13.3.5 PLASMA MEMBRANE

The plasma membrane is a phospholipid bilayer with embedded proteins

that separate the inside of the cell (cytosol) from the outside environment.

Membrane proteins make up around half of the total volume of the membrane.

One of the key cellular reactions required for the perception of a stress signal

and its transmission into the cell, which happens predominantly in the plasma

membrane, is a change in gene expression at the protein level (Alexander­

sson et al., 2004). The identification of potential plasma membrane proteins

of Arabidopsis leaves related to cold acclimation was done using a mass

spectrometric approach. After cold acclimation, a substantial alteration in

protein profile was found. MALDI-TOF MS was used to identify a total

of 38 proteins.
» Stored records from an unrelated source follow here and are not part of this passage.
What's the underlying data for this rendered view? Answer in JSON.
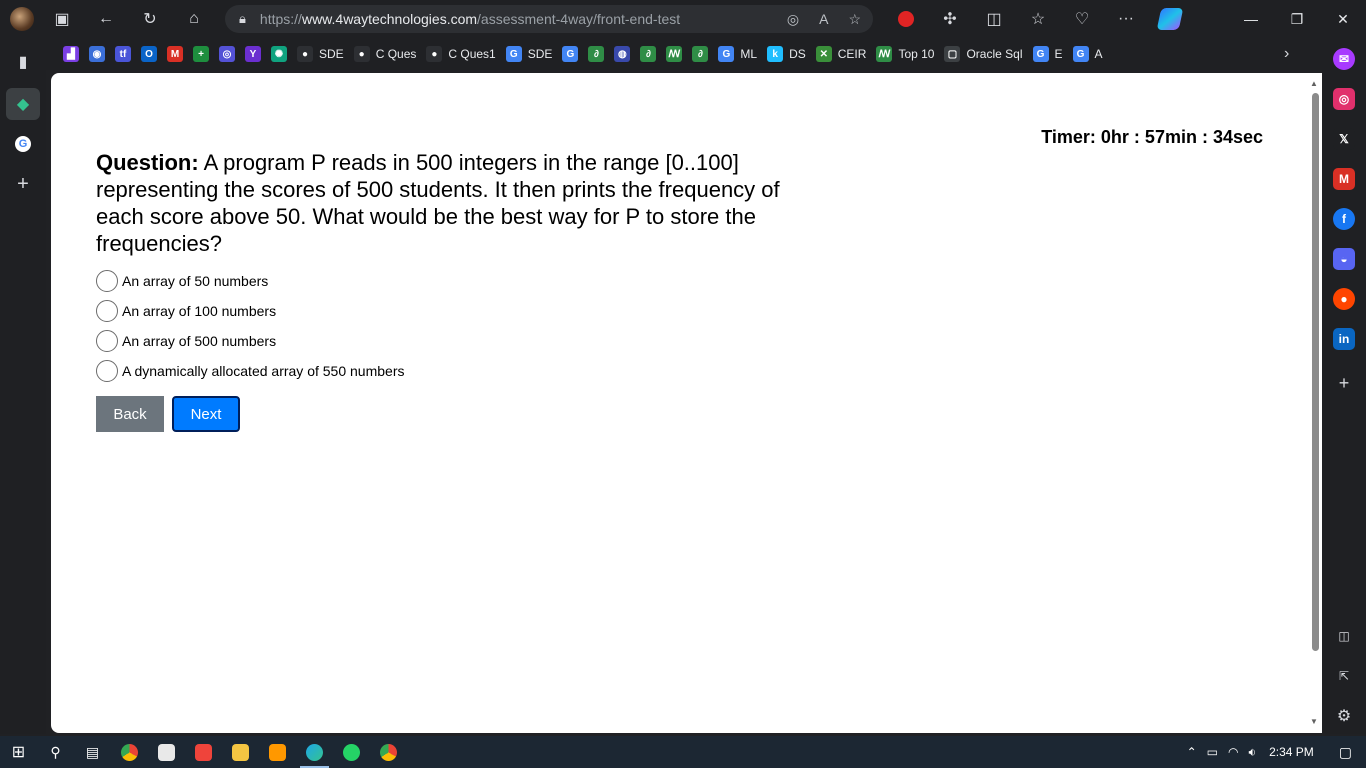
{
  "browser": {
    "url_prefix": "https://",
    "url_host": "www.4waytechnologies.com",
    "url_path": "/assessment-4way/front-end-test",
    "window_controls": [
      "—",
      "❐",
      "✕"
    ]
  },
  "favorites": [
    {
      "label": "",
      "icon": "twitch-icon",
      "color": "#7b3fe4",
      "glyph": "▟"
    },
    {
      "label": "",
      "icon": "compass-icon",
      "color": "#3b6fd8",
      "glyph": "◉"
    },
    {
      "label": "",
      "icon": "tf-icon",
      "color": "#4a55d8",
      "glyph": "tf"
    },
    {
      "label": "",
      "icon": "outlook-icon",
      "color": "#0a64c8",
      "glyph": "O"
    },
    {
      "label": "",
      "icon": "gmail-icon",
      "color": "#d93025",
      "glyph": "M"
    },
    {
      "label": "",
      "icon": "sheets-icon",
      "color": "#1e8e3e",
      "glyph": "+"
    },
    {
      "label": "",
      "icon": "codeium-icon",
      "color": "#5452d6",
      "glyph": "◎"
    },
    {
      "label": "",
      "icon": "yahoo-icon",
      "color": "#6b2fd0",
      "glyph": "Y"
    },
    {
      "label": "",
      "icon": "chatgpt-icon",
      "color": "#10a37f",
      "glyph": "✺"
    },
    {
      "label": "SDE",
      "icon": "github-icon",
      "color": "#2d2f33",
      "glyph": "●"
    },
    {
      "label": "C Ques",
      "icon": "github-icon",
      "color": "#2d2f33",
      "glyph": "●"
    },
    {
      "label": "C Ques1",
      "icon": "github-icon",
      "color": "#2d2f33",
      "glyph": "●"
    },
    {
      "label": "SDE",
      "icon": "google-icon",
      "color": "#4285f4",
      "glyph": "G"
    },
    {
      "label": "",
      "icon": "google-icon",
      "color": "#4285f4",
      "glyph": "G"
    },
    {
      "label": "",
      "icon": "geeks-icon",
      "color": "#2f8d46",
      "glyph": "∂"
    },
    {
      "label": "",
      "icon": "leetcode-icon",
      "color": "#3949ab",
      "glyph": "◍"
    },
    {
      "label": "",
      "icon": "geeks-icon",
      "color": "#2f8d46",
      "glyph": "∂"
    },
    {
      "label": "",
      "icon": "gfg-icon",
      "color": "#2f8d46",
      "glyph": "ꟿ"
    },
    {
      "label": "",
      "icon": "geeks-icon",
      "color": "#2f8d46",
      "glyph": "∂"
    },
    {
      "label": "ML",
      "icon": "google-icon",
      "color": "#4285f4",
      "glyph": "G"
    },
    {
      "label": "DS",
      "icon": "kaggle-icon",
      "color": "#20beff",
      "glyph": "k"
    },
    {
      "label": "CEIR",
      "icon": "ceir-icon",
      "color": "#3a8f3a",
      "glyph": "✕"
    },
    {
      "label": "Top 10",
      "icon": "gfg-icon",
      "color": "#2f8d46",
      "glyph": "ꟿ"
    },
    {
      "label": "Oracle Sql",
      "icon": "document-icon",
      "color": "#3c4043",
      "glyph": "▢"
    },
    {
      "label": "E",
      "icon": "google-icon",
      "color": "#4285f4",
      "glyph": "G"
    },
    {
      "label": "A",
      "icon": "google-icon",
      "color": "#4285f4",
      "glyph": "G"
    }
  ],
  "sidebar_apps": [
    {
      "icon": "messenger-icon",
      "color": "#a83aff",
      "glyph": "✉"
    },
    {
      "icon": "instagram-icon",
      "color": "#e1306c",
      "glyph": "◎"
    },
    {
      "icon": "x-icon",
      "color": "#1f2023",
      "glyph": "𝕏"
    },
    {
      "icon": "gmail-icon",
      "color": "#d93025",
      "glyph": "M"
    },
    {
      "icon": "facebook-icon",
      "color": "#1877f2",
      "glyph": "f"
    },
    {
      "icon": "discord-icon",
      "color": "#5865f2",
      "glyph": "◒"
    },
    {
      "icon": "reddit-icon",
      "color": "#ff4500",
      "glyph": "●"
    },
    {
      "icon": "linkedin-icon",
      "color": "#0a66c2",
      "glyph": "in"
    }
  ],
  "page": {
    "timer": "Timer: 0hr : 57min : 34sec",
    "question_label": "Question:",
    "question_text": " A program P reads in 500 integers in the range [0..100] representing the scores of 500 students. It then prints the frequency of each score above 50. What would be the best way for P to store the frequencies?",
    "options": [
      "An array of 50 numbers",
      "An array of 100 numbers",
      "An array of 500 numbers",
      "A dynamically allocated array of 550 numbers"
    ],
    "back_label": "Back",
    "next_label": "Next"
  },
  "taskbar": {
    "time": "2:34 PM"
  }
}
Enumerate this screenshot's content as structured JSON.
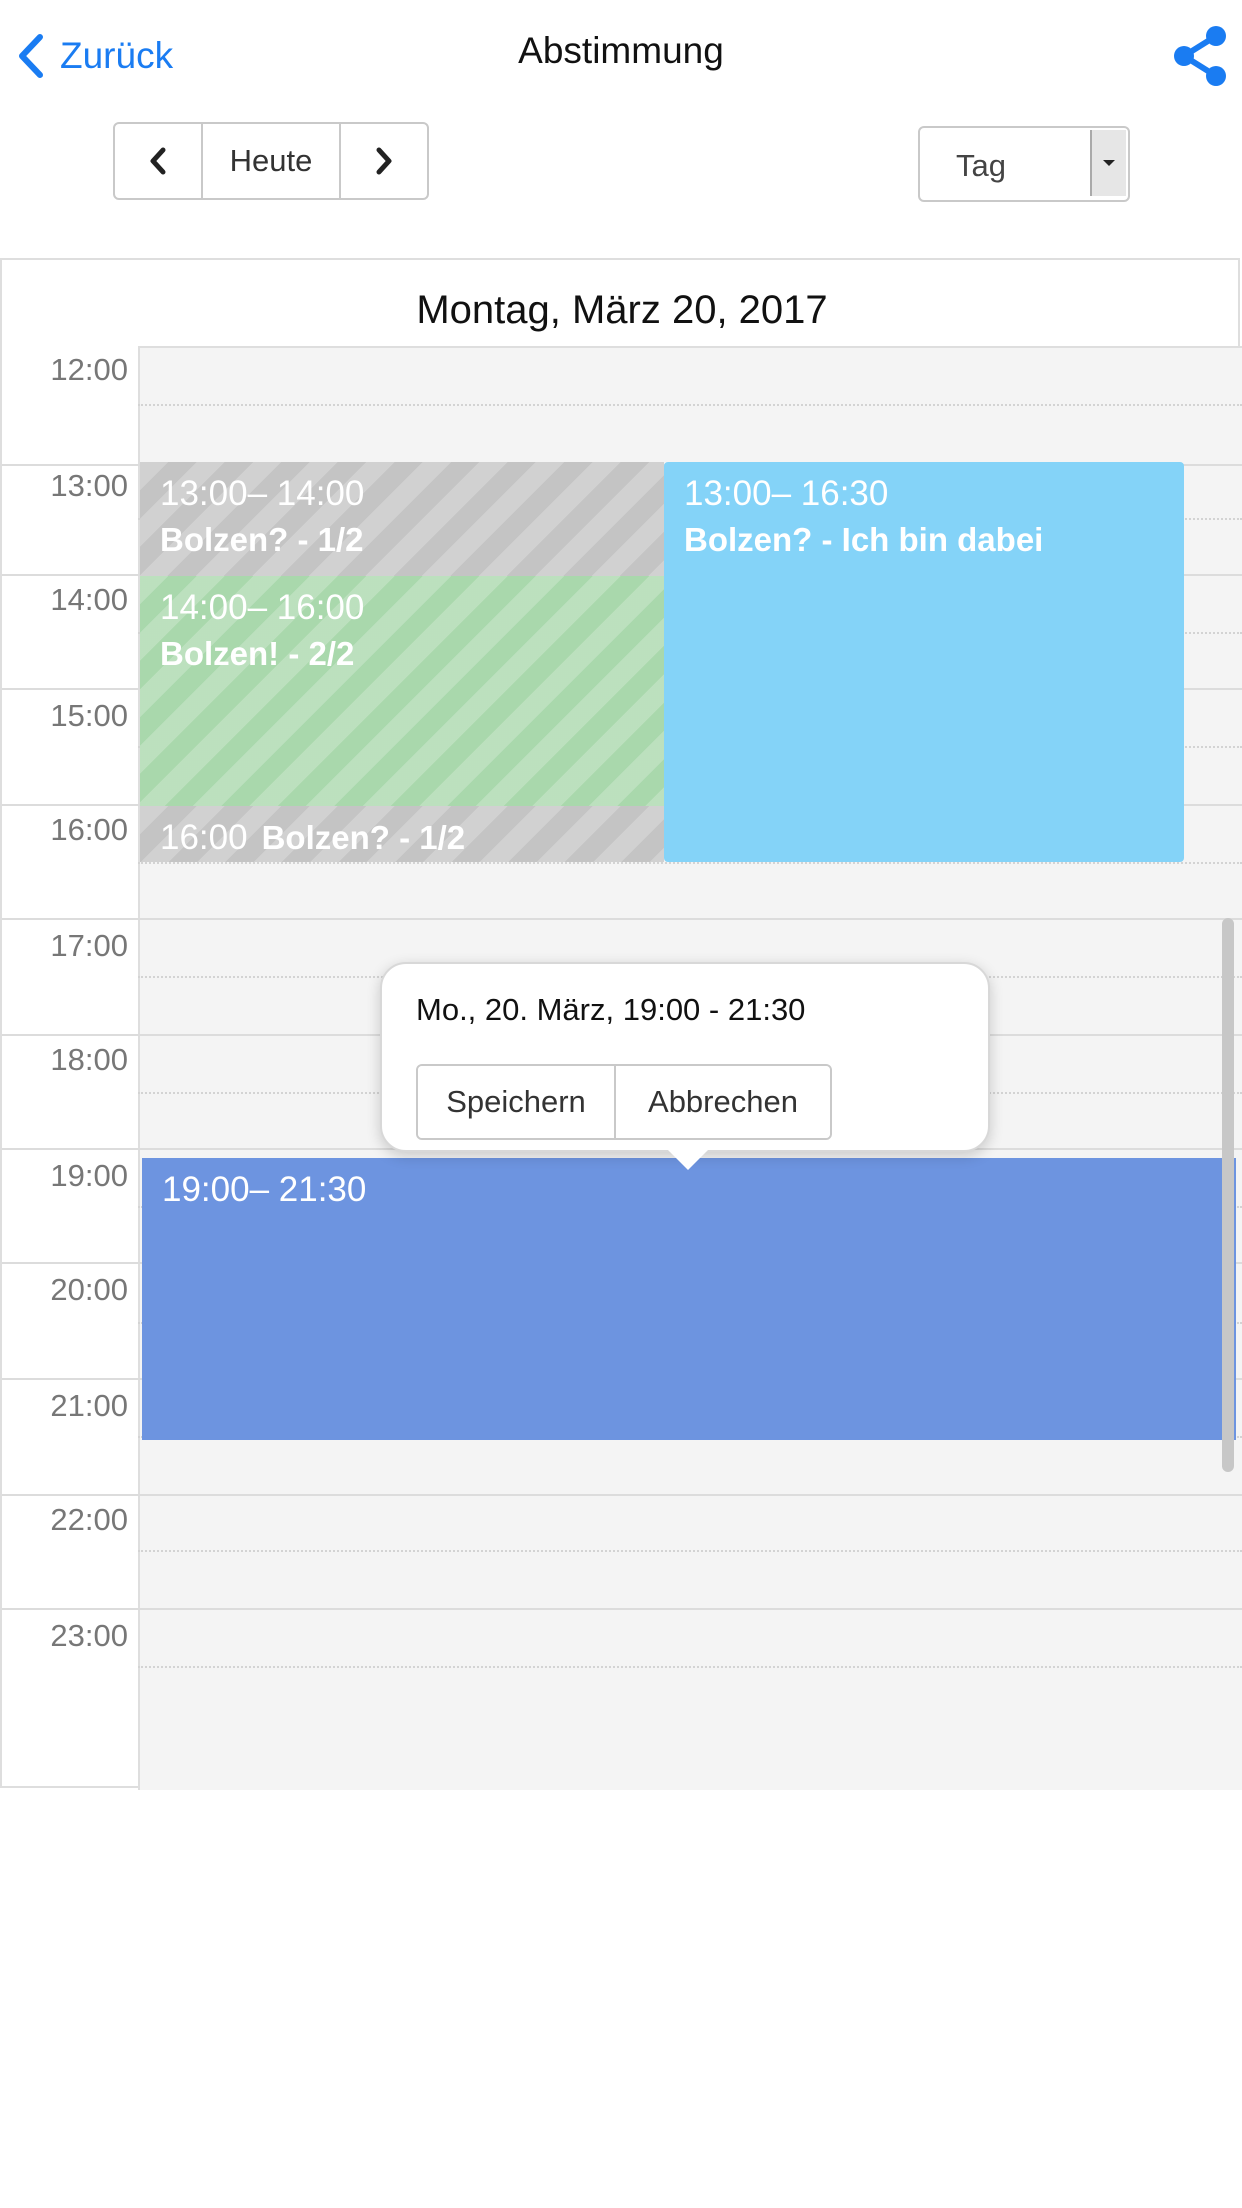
{
  "nav": {
    "back_label": "Zurück",
    "title": "Abstimmung",
    "share_icon": "share-icon",
    "accent_color": "#1a7cf2"
  },
  "toolbar": {
    "prev_icon": "chevron-left-icon",
    "today_label": "Heute",
    "next_icon": "chevron-right-icon",
    "view_select_value": "Tag"
  },
  "calendar": {
    "day_title": "Montag, März 20, 2017",
    "hours": [
      "12:00",
      "13:00",
      "14:00",
      "15:00",
      "16:00",
      "17:00",
      "18:00",
      "19:00",
      "20:00",
      "21:00",
      "22:00",
      "23:00"
    ],
    "events": [
      {
        "time": "13:00– 14:00",
        "title": "Bolzen? - 1/2",
        "color": "#c4c4c4"
      },
      {
        "time": "14:00– 16:00",
        "title": "Bolzen! - 2/2",
        "color": "#a9d8ac"
      },
      {
        "time": "16:00",
        "title": "Bolzen? - 1/2",
        "color": "#c4c4c4"
      },
      {
        "time": "13:00– 16:30",
        "title": "Bolzen? - Ich bin dabei",
        "color": "#84d3f8"
      },
      {
        "time": "19:00– 21:30",
        "title": "",
        "color": "#6d94e0"
      }
    ]
  },
  "popover": {
    "text": "Mo., 20. März, 19:00 - 21:30",
    "save_label": "Speichern",
    "cancel_label": "Abbrechen"
  }
}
The proteins that are altered in the amount on the first day

of cold acclimation are mostly linked with membrane repair, membrane

protection against osmotic stress, CO2 fixation enhancement, and proteolysis

(Kawamura & Uemura, 2003).

Plasma membrane proteins were examined using gel-based and gel-free

proteomics methods to investigate changes in the soybean subjected to

flooding stress reveals flood-induced plasma membrane proteins in soybean.

A total of 35 stress-induced new proteins were discovered, the majority of

which are involved in the antioxidative defense mechanism of plants. Nouri

& Komatsu (2010) investigated the impact of PEG (polyethylene glycol)­

induced osmotic stress on the soybean plasma membrane proteome. Plasma

membrane purity was confirmed by assessing ATPase activity after purifica­

tion using a two-phase partitioning technique. Four and eight protein sites

were found to be up and down-regulated, respectively, after PEG treatment

using gel-based proteomics, whereas 11 and 75 proteins were identified as

up-and down-regulated using the nano-LC-MS/MS method. Three isoforms

of the H⁺-ATPase, which are involved in ion efflux and show an increase

under hyperosmotic stress, have been discovered. According to this result,

one protein phosphatase, three isoforms of protein kinases, calnexin, and

phototropin are among the proteins that regulate H⁺-ATPase activity.